Рябов, как ни тревожна и справедлива была эта мысль, сразу же отогнал ее. Сейчас на льду его парни… И те, кто пришел уже при Улыбине. Они вместе сражались за дело, которому Рябов отдал столько сил.
Рябов сидит здесь, в мягком кресле, обложенный подушками, и, кажется, должен быть спокоен – ни выигрыш, ни проигрыш уже ничего не значат в судьбе бывшего старшего тренера сборной команды страны. Он теперь может созерцать игру со стороны.
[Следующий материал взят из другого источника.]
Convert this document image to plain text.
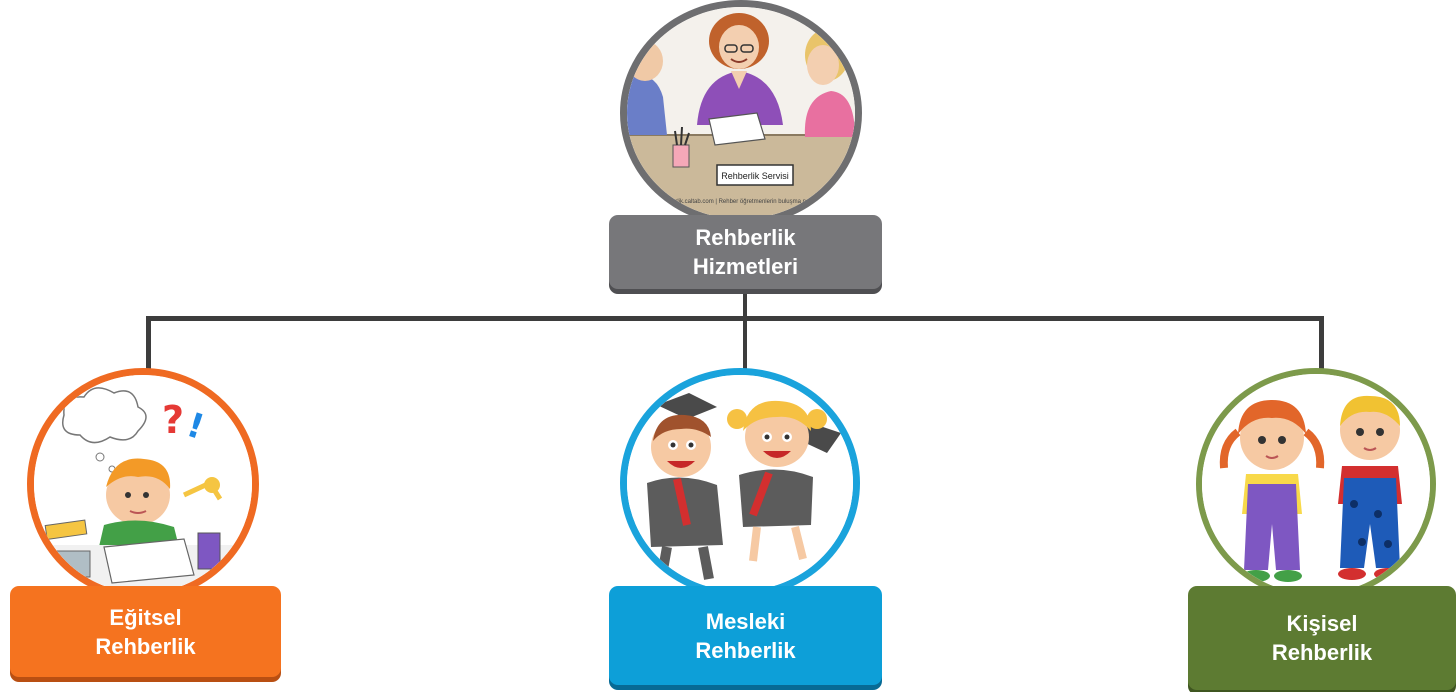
Rehberlik Servisi
rehberlik.caltab.com | Rehber öğretmenlerin buluşma noktası
Rehberlik
Hizmetleri
?
!
Eğitsel
Rehberlik
Mesleki
Rehberlik
Kişisel
Rehberlik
Галина, возражавшая, чтобы он смотрел этот матч, – врачи категорически запретили всякие острые переживания, их любимым рецептом стало «покой» – была права. Рябова от волнения знобило. И первые влетевшие в ворота канадцев шайбы, которые должны успокоить всякого, даже Макара, игравшего, кстати, так, будто он уже столетие стоит в воротах сборной или вышел размяться на тренировочную игру, когда на трибунах сидят знакомые девочки, лишь разожгли в нем внутреннюю тревогу. Он не боялся за исход. Он был убежден, что наши выиграют. Он верил в это не один год. И никакая случайность не могла заставить его разубедиться в своей вере.
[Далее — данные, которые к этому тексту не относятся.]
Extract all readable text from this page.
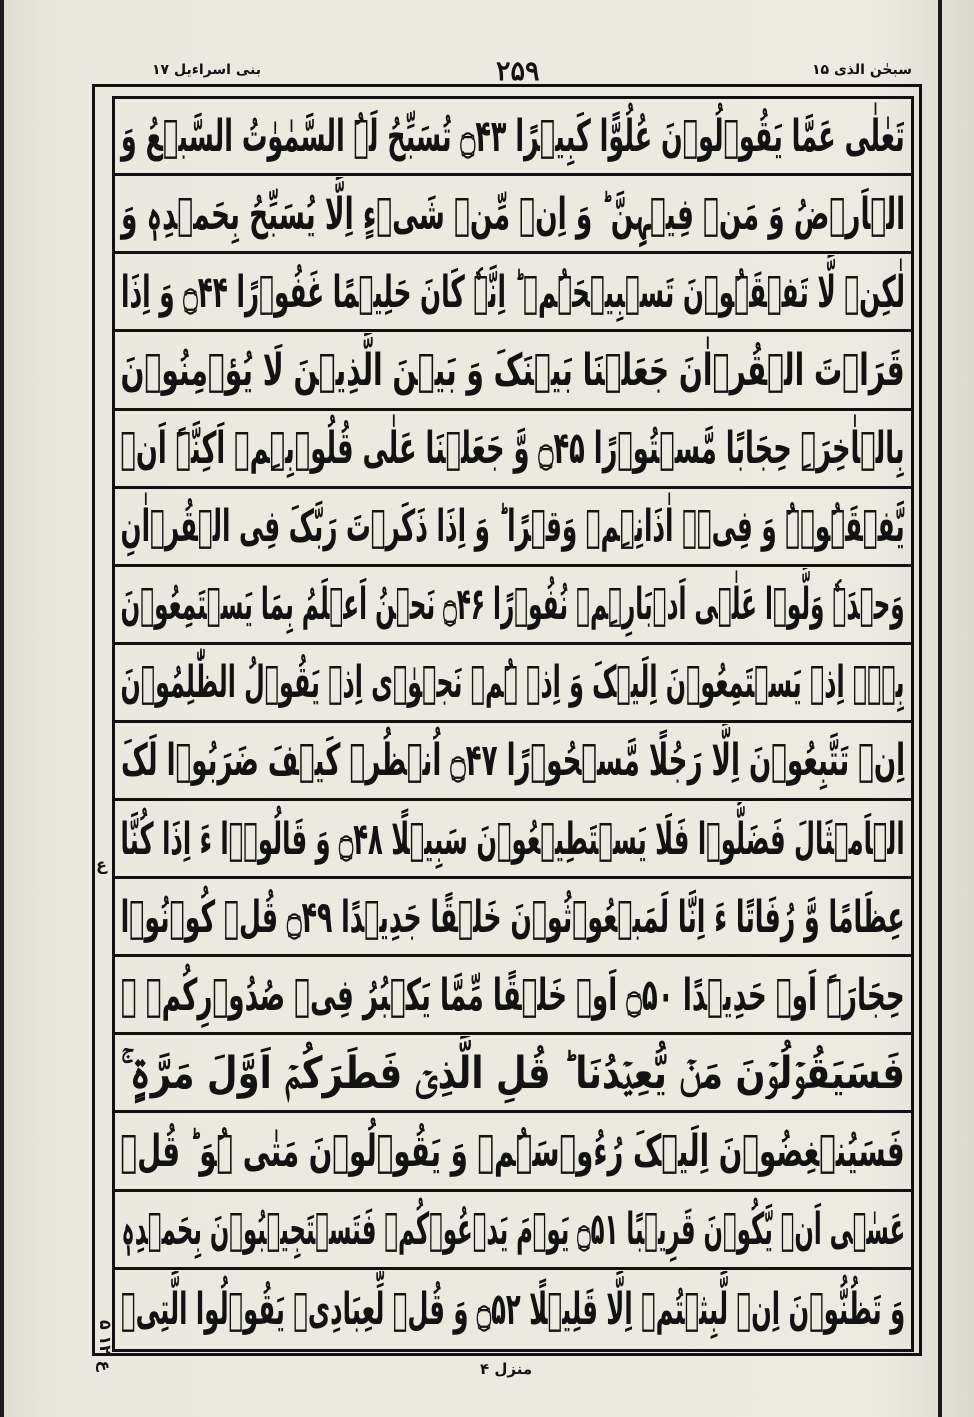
بنی اسراءیل ۱۷	۲۵۹	سبحٰن الذی ۱۵
تَعٰلٰی عَمَّا یَقُوۡلُوۡنَ عُلُوًّا کَبِیۡرًا ۝۴۳ تُسَبِّحُ لَہُ السَّمٰوٰتُ السَّبۡعُ وَ
الۡاَرۡضُ وَ مَنۡ فِیۡہِنَّ ؕ وَ اِنۡ مِّنۡ شَیۡءٍ اِلَّا یُسَبِّحُ بِحَمۡدِہٖ وَ
لٰکِنۡ لَّا تَفۡقَہُوۡنَ تَسۡبِیۡحَہُمۡ ؕ اِنَّہٗ کَانَ حَلِیۡمًا غَفُوۡرًا ۝۴۴ وَ اِذَا
قَرَاۡتَ الۡقُرۡاٰنَ جَعَلۡنَا بَیۡنَکَ وَ بَیۡنَ الَّذِیۡنَ لَا یُؤۡمِنُوۡنَ
بِالۡاٰخِرَۃِ حِجَابًا مَّسۡتُوۡرًا ۝۴۵ وَّ جَعَلۡنَا عَلٰی قُلُوۡبِہِمۡ اَکِنَّۃً اَنۡ
یَّفۡقَہُوۡہُ وَ فِیۡۤ اٰذَانِہِمۡ وَقۡرًا ؕ وَ اِذَا ذَکَرۡتَ رَبَّکَ فِی الۡقُرۡاٰنِ
وَحۡدَہٗ وَلَّوۡا عَلٰۤی اَدۡبَارِہِمۡ نُفُوۡرًا ۝۴۶ نَحۡنُ اَعۡلَمُ بِمَا یَسۡتَمِعُوۡنَ
بِہٖۤ اِذۡ یَسۡتَمِعُوۡنَ اِلَیۡکَ وَ اِذۡ ہُمۡ نَجۡوٰۤی اِذۡ یَقُوۡلُ الظّٰلِمُوۡنَ
اِنۡ تَتَّبِعُوۡنَ اِلَّا رَجُلًا مَّسۡحُوۡرًا ۝۴۷ اُنۡظُرۡ کَیۡفَ ضَرَبُوۡا لَکَ
الۡاَمۡثَالَ فَضَلُّوۡا فَلَا یَسۡتَطِیۡعُوۡنَ سَبِیۡلًا ۝۴۸ وَ قَالُوۡۤا ءَ اِذَا کُنَّا
عِظَامًا وَّ رُفَاتًا ءَ اِنَّا لَمَبۡعُوۡثُوۡنَ خَلۡقًا جَدِیۡدًا ۝۴۹ قُلۡ کُوۡنُوۡا
حِجَارَۃً اَوۡ حَدِیۡدًا ۝۵۰ اَوۡ خَلۡقًا مِّمَّا یَکۡبُرُ فِیۡ صُدُوۡرِکُمۡ ۚ
فَسَیَقُوۡلُوۡنَ مَنۡ یُّعِیۡدُنَا ؕ قُلِ الَّذِیۡ فَطَرَکُمۡ اَوَّلَ مَرَّۃٍ ۚ
فَسَیُنۡغِضُوۡنَ اِلَیۡکَ رُءُوۡسَہُمۡ وَ یَقُوۡلُوۡنَ مَتٰی ہُوَ ؕ قُلۡ
عَسٰۤی اَنۡ یَّکُوۡنَ قَرِیۡبًا ۝۵۱ یَوۡمَ یَدۡعُوۡکُمۡ فَتَسۡتَجِیۡبُوۡنَ بِحَمۡدِہٖ
وَ تَظُنُّوۡنَ اِنۡ لَّبِثۡتُمۡ اِلَّا قَلِیۡلًا ۝۵۲ وَ قُلۡ لِّعِبَادِیۡ یَقُوۡلُوا الَّتِیۡ
ع
ع ۱۲ ۵	منزل ۴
Даже проигрыш канадцам… Его душило иное волнение. Оно было сродни противному авиационному страху, когда ты ничего не можешь сделать, чтобы вмешаться и изменить ход событий, коль в воздухе случается беда. Улыбин может – он сейчас жует нижнюю губу. Его каменное лицо с горящими глазами смотрит будто сквозь лед, а губу нижнюю жует и жует… Он спокоен внешне, но внутри его трясет, как трясет сейчас Рябова. Но Леша может заменить игрока. Он может заорать на Глотова, который отдал шайбу на крюк канадскому защитнику и тем самым чуть не подарил изменение в счете, благо Макар каким-то чудом – Рябов знал, какая реакция у этого парня, – вытянул шайбу, казалось, уже из сетки зачерпнув «ловушкой». Он же, Рябов, согласен с тем, что происходит на льду, или не согласен, бессилен включиться в игру.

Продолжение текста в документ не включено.